Add the fact that he tested positive for a diuretic and the last 7 years Morales looked more like a fringe contender than an all time great.

This was supposed to be Goldenboy’s opening of the Barclays Arena in Brooklyn, New York?

Make no mistake the card itself was good. The undercard fighters put on a great night of action in the new arena, Hasaan N’dam and Peter Quillen stole the show with the back and forth action they displayed, Paulie Malignaggi got up from an 11th round knockdown to win a tough fight against Pablo Cano.

However with this being the first major fight in the new arena, the main event felt a little flat. Garcia deserved a far better opponent that a fighter with just a name and the Barclays arena deserved a better main event. Richard Schaffer mentioned after the fights that he had something big planned for February at the Barclays arena but the question would be why then? This past Saturday was the inaugural fight at the arena, if Goldenboy wanted to establish them selves in the East (GBP has exclusive rights with the Barclays arena) then GBP should have went all out. Hopkins last fought in April and in hindsight maybe holding Saul Alvarez out of Mexican Independence weekend and perhaps having him the main event would not have been a bad plan, instead of a fighter that only tarnished his legacy with a failed drug test, GBP could have had a helped a fighter continue on his rise in the ranks and boxing resume.

Sadly hindsight is 50/50 but one thing was obvious, Morales did not deserve the fight and getting knocked out in 4 rounds is not that way anyone wants to remember Erik Morales. It is highlight reels such as from Saturday night that boxing fans would rather see fighters go out riding into the sunset than being a possible knockout of the year as Morales has become.
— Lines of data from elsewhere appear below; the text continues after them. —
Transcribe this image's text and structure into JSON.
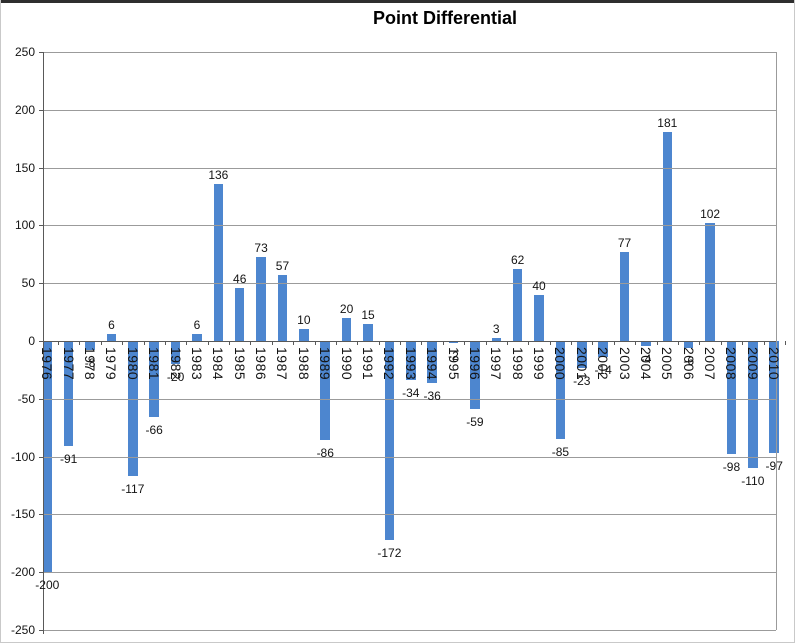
{
  "chart_data": {
    "type": "bar",
    "title": "Point Differential",
    "legend": "none",
    "grid": true,
    "categories": [
      "1976",
      "1977",
      "1978",
      "1979",
      "1980",
      "1981",
      "1982",
      "1983",
      "1984",
      "1985",
      "1986",
      "1987",
      "1988",
      "1989",
      "1990",
      "1991",
      "1992",
      "1993",
      "1994",
      "1995",
      "1996",
      "1997",
      "1998",
      "1999",
      "2000",
      "2001",
      "2002",
      "2003",
      "2004",
      "2005",
      "2006",
      "2007",
      "2008",
      "2009",
      "2010"
    ],
    "values": [
      -200,
      -91,
      -8,
      6,
      -117,
      -66,
      -20,
      6,
      136,
      46,
      73,
      57,
      10,
      -86,
      20,
      15,
      -172,
      -34,
      -36,
      -2,
      -59,
      3,
      62,
      40,
      -85,
      -23,
      -14,
      77,
      -4,
      181,
      -6,
      102,
      -98,
      -110,
      -97
    ],
    "data_labels": [
      "-200",
      "-91",
      "-8",
      "6",
      "-117",
      "-66",
      "-20",
      "6",
      "136",
      "46",
      "73",
      "57",
      "10",
      "-86",
      "20",
      "15",
      "-172",
      "-34",
      "-36",
      "-2",
      "-59",
      "3",
      "62",
      "40",
      "-85",
      "-23",
      "-14",
      "77",
      "-4",
      "181",
      "-6",
      "102",
      "-98",
      "-110",
      "-97"
    ],
    "ylim": [
      -250,
      250
    ],
    "yticks": [
      250,
      200,
      150,
      100,
      50,
      0,
      -50,
      -100,
      -150,
      -200,
      -250
    ],
    "ytick_labels": [
      "250",
      "200",
      "150",
      "100",
      "50",
      "0",
      "-50",
      "-100",
      "-150",
      "-200",
      "-250"
    ],
    "bar_color": "#4d86cf",
    "gridline_color": "#9b9b9b",
    "axis_color": "#595959",
    "text_color": "#141414"
  }
}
However that is not the case so fans got to witness the good and bad, Saturday night, Morales was the bad.

And then…
Personally it was very exciting to be able to cover the first fight in a new arena. Barclays is definitely a nice arena, for anyone that has been to Staples in Los Angeles, it had a similar feel to that arena, but with less L.A. Live and more old schools Brooklyn vibe around the arena. Either way, it was a nice place; personally I would prefer to attend a fight back in Brooklyn than at Madison Square Garden.